Comme je l'espérais, la plupart hochent la tête, soit parce qu'ils sont en accord avec mon plan, soit parce qu'ils n'ont rien de mieux à proposer. Seul le Blanc, comme d'habitude, veut me contredire.

« Seriez-vous folle ? Vous savez comme nous tous que cette histoire jetterait des milliers de personnes sur le bûcher ! Nous tous sommes des victimes potentielles de votre hérésie ! J'y étais, moi, il y a cinq cent ans. J'ai vu l'horreur que nous avons provoquée.
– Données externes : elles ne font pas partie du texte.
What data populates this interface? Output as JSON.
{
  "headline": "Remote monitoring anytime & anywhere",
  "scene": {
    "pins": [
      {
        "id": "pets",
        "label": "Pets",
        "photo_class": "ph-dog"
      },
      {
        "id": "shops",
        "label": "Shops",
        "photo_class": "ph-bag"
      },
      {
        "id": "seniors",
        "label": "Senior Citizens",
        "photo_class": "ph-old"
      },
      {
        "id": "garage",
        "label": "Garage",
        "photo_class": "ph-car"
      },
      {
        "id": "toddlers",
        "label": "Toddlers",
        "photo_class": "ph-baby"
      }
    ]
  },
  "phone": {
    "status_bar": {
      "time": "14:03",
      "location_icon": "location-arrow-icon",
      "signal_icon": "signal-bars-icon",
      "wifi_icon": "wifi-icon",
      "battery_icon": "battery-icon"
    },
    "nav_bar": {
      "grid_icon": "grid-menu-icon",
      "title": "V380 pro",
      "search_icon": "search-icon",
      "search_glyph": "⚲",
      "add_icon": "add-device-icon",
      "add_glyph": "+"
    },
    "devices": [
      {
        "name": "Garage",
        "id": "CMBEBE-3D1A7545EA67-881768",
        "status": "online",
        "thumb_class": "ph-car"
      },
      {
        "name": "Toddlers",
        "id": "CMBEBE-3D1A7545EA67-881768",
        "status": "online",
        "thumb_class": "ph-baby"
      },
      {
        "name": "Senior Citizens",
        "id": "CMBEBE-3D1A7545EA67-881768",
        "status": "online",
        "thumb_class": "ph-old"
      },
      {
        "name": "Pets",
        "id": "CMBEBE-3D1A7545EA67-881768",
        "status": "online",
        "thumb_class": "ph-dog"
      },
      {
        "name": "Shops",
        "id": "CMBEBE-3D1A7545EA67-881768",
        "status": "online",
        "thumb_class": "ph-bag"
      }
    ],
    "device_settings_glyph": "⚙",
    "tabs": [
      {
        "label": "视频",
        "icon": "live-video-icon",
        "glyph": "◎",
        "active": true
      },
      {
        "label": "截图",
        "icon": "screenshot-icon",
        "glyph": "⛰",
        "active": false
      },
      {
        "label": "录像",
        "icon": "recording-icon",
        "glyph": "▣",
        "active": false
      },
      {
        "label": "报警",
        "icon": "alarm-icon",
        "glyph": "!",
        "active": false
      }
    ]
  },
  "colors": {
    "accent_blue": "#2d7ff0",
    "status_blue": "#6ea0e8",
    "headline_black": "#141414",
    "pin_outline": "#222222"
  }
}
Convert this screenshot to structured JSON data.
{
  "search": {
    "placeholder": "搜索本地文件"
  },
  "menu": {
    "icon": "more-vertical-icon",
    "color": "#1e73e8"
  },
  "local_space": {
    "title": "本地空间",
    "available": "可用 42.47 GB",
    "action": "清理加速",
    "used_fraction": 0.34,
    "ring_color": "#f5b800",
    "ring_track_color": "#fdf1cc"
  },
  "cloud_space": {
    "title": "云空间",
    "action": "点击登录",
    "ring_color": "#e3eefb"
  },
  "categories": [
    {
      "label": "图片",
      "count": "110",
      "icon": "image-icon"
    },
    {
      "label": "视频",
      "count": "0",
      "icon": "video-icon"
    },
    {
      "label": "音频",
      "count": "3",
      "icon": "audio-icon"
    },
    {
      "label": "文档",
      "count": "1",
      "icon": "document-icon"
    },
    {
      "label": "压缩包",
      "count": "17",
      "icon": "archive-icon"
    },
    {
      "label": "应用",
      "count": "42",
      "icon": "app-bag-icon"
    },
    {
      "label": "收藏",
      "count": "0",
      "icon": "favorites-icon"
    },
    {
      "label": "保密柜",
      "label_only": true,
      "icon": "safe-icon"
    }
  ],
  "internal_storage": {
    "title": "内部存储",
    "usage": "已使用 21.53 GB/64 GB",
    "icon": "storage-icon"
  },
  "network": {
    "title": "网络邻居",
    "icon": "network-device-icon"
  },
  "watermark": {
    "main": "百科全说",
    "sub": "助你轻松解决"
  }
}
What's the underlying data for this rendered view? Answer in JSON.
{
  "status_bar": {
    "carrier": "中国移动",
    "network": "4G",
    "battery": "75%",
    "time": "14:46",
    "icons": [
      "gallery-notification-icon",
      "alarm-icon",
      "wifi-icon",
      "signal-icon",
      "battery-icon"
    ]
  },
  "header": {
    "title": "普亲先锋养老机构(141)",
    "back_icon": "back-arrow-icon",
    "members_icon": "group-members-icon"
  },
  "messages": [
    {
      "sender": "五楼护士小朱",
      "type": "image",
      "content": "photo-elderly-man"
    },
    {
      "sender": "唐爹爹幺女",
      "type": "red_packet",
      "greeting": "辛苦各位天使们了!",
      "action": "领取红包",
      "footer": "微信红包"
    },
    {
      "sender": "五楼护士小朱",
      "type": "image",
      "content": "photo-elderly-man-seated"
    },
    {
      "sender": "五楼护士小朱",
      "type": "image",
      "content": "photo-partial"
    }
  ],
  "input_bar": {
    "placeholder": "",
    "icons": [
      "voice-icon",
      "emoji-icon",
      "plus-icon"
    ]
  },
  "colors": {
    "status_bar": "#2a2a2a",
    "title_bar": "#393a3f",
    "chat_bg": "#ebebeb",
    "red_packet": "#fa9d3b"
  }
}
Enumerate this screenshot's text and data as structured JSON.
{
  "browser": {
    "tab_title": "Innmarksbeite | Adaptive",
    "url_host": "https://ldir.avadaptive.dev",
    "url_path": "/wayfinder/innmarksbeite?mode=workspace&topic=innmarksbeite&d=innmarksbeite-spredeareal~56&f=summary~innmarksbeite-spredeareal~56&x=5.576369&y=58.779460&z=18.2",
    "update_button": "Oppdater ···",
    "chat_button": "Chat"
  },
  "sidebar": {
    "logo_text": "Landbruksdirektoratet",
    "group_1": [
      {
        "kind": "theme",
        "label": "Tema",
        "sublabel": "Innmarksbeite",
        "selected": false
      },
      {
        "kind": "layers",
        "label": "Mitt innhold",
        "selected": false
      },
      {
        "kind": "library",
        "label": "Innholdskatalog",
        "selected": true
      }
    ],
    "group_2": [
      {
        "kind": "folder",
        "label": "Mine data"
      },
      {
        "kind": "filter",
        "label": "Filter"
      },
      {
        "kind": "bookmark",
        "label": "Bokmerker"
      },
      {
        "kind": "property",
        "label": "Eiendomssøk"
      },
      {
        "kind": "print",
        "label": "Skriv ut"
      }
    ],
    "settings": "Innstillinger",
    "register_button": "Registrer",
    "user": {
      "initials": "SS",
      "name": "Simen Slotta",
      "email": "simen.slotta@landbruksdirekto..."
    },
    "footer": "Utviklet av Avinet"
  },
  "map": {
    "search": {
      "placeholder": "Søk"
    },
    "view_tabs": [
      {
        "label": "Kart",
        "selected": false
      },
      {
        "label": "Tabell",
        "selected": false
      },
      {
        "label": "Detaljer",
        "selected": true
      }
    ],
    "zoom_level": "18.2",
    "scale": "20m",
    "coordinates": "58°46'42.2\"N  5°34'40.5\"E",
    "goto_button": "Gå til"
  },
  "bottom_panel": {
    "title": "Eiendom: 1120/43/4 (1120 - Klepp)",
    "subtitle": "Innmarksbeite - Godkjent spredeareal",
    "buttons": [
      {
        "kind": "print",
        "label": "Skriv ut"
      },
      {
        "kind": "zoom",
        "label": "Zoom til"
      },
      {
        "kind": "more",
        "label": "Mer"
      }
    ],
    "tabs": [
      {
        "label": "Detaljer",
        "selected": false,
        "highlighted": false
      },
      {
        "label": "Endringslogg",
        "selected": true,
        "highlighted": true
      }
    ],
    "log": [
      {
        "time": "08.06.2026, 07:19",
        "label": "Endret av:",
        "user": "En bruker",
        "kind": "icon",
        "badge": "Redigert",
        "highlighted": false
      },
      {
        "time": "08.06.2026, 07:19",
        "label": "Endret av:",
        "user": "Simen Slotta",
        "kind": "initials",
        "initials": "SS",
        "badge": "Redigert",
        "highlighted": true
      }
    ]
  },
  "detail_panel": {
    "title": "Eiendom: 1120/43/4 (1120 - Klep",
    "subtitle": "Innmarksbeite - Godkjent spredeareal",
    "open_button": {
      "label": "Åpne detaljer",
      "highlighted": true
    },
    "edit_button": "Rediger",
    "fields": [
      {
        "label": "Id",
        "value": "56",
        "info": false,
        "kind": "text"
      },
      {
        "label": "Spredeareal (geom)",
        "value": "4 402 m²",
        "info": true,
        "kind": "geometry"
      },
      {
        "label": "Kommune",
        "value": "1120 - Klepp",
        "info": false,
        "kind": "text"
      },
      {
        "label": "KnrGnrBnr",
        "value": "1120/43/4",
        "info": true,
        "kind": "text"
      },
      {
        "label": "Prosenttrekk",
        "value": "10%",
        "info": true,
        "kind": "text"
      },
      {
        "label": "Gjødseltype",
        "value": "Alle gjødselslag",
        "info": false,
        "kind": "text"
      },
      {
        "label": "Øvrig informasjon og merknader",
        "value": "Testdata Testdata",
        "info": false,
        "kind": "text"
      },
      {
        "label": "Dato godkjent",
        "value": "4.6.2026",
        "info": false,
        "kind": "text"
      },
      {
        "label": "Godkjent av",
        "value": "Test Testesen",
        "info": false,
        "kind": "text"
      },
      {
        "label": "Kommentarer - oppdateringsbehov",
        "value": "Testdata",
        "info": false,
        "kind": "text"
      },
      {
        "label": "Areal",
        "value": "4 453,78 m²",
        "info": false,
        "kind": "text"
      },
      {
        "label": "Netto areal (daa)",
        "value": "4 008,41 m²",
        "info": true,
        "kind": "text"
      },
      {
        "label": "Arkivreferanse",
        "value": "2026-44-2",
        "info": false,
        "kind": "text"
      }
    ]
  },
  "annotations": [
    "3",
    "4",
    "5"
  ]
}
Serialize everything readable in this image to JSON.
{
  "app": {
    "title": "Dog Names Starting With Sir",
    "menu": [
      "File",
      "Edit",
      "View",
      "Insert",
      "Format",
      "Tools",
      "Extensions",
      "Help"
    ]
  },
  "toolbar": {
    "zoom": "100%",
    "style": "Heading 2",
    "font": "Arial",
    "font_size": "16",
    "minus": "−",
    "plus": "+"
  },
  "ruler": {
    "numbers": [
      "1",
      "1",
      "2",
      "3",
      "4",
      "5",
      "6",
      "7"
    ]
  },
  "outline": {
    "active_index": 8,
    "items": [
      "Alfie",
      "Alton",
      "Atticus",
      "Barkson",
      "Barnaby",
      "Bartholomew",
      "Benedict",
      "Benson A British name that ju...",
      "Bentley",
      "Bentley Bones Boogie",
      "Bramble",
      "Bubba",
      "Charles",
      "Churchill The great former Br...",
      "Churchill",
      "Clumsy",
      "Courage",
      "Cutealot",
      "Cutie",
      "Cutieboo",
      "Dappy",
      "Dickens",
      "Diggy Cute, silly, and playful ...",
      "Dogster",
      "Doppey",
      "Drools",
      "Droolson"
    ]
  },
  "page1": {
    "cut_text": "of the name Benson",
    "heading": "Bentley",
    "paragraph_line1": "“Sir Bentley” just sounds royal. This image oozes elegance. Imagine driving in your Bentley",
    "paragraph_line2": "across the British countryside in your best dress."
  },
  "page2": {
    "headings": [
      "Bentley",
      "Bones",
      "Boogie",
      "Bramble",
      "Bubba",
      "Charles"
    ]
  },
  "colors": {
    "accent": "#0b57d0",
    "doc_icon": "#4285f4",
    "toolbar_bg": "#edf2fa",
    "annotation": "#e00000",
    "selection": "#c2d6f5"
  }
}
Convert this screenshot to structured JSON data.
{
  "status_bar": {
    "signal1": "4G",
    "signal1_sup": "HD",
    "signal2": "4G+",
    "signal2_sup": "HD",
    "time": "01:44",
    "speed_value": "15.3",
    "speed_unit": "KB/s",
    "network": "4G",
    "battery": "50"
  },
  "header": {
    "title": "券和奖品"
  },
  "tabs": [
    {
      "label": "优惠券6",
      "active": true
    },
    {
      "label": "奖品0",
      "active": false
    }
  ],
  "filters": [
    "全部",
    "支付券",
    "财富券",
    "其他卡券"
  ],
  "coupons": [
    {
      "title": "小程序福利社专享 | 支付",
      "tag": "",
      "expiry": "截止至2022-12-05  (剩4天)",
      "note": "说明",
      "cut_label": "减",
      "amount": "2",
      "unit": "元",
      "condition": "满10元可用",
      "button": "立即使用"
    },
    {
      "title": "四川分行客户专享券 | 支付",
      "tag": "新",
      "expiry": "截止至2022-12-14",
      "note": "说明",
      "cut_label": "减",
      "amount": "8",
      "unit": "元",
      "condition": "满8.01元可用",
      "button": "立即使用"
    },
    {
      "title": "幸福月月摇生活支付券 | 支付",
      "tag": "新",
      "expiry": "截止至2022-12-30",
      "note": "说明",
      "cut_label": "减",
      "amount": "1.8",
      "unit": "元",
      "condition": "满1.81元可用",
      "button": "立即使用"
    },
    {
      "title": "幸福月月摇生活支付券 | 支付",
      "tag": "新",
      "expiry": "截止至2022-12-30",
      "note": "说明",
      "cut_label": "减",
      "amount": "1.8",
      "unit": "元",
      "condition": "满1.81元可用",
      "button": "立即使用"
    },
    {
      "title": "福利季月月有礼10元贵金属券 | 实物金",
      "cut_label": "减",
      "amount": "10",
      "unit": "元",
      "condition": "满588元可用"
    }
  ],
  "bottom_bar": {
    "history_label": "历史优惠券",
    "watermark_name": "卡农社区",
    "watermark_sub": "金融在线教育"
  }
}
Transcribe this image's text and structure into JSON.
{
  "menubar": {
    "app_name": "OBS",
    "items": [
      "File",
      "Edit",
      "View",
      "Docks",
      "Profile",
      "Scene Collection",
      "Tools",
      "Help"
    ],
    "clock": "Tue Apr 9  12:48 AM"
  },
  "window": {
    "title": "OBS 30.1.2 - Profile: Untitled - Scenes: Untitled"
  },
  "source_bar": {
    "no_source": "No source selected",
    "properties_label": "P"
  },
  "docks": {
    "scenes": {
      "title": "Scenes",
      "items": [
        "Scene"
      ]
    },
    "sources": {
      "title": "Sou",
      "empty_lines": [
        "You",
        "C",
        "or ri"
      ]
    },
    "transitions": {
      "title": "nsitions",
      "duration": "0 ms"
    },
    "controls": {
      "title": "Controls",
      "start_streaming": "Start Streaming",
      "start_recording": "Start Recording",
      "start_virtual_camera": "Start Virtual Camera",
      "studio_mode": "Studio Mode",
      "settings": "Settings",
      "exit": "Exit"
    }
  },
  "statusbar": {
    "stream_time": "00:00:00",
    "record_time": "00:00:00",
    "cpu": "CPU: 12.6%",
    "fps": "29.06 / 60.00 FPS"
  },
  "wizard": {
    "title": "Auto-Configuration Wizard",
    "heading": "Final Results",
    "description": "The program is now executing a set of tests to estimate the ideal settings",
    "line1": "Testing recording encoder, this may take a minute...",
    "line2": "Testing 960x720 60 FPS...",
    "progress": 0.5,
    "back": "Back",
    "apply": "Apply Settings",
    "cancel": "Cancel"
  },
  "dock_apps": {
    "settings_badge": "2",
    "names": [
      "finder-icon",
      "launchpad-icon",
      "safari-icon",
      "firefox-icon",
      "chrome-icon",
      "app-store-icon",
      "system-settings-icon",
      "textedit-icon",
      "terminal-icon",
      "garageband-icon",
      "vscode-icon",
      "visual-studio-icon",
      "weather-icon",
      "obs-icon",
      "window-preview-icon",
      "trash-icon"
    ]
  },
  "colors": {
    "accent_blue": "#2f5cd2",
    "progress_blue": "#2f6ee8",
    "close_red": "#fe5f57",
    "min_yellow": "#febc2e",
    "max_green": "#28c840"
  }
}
- Mais vous n'avez pas vu l'espoir briller dans les yeux des prisonniers, des condamnés à mort, vous n'avez même pas imaginé les applaudissements qui ont résonné après mon incarcération dans cette tour. Je les ai entendus, moi. J'ai vécu, plus que vous, Maître Morgan, auprès des victimes de mes actes. Lorsque moi, j'ai commencé à regretter d’avoir agi, j'en ai entendu des pleurs. Et puis j'ai entendu des gens hurler sous la torture parce qu'ils ne voulaient pas dénoncer leurs camarades. Je crois même avoir perçu la voix de votre père qui riait. On lui avait demandé le nom de ses complices, et lui, il riait, incapable de s'arrêter. Je peux vous le dire, moi. Je sais tout ce qu'il s'est passé sous mes pieds pendant cinq cent ans. J'étais juste au-dessus de la salle où ils s'amusaient à faire se tordre de douleur leurs victimes. »

Il serre les poings. S’il lui prend l'envie de frapper d’un grand coup sur la table, il vaudrait mieux que… Mais il se ravise. Son regard croise le mien, et je comprends qu’il retient ses larmes. C'est incroyable ce que les souvenirs peuvent révéler d'un homme. Il suffit d'évoquer le passé pour frapper sur la glace et la briser… Le silence s'achève enfin avec la voix du Chef Bleu qui demande :

« Maîtresse Helen… Votre plan met en danger certaines des plus puissantes Familles de tous les temps, et celles-ci n'ont pas pu être présentes aujourd'hui. Voulez-vous les prévenir vous-même, ou préférez-vous que nous le fassions pour vous ?

- Ces Familles donc vous parlez sont celles qui m'ont soutenue, ainsi que vous, pendant plus d'un millénaire. Il m'étonnerait donc de recevoir de mauvaises nouvelles de la part de celles-ci. Elles sont plus que capables de se débrouiller seules, peut-être encore plus que vous tous réunis. Elles comprendront. Elles ne s'étonneront pas de voir à leurs portes la Garde Royale et l'armée, car elles auront lu mon ouvrage, et elles auront compris sans que nous n'ayons besoin de leur en parler.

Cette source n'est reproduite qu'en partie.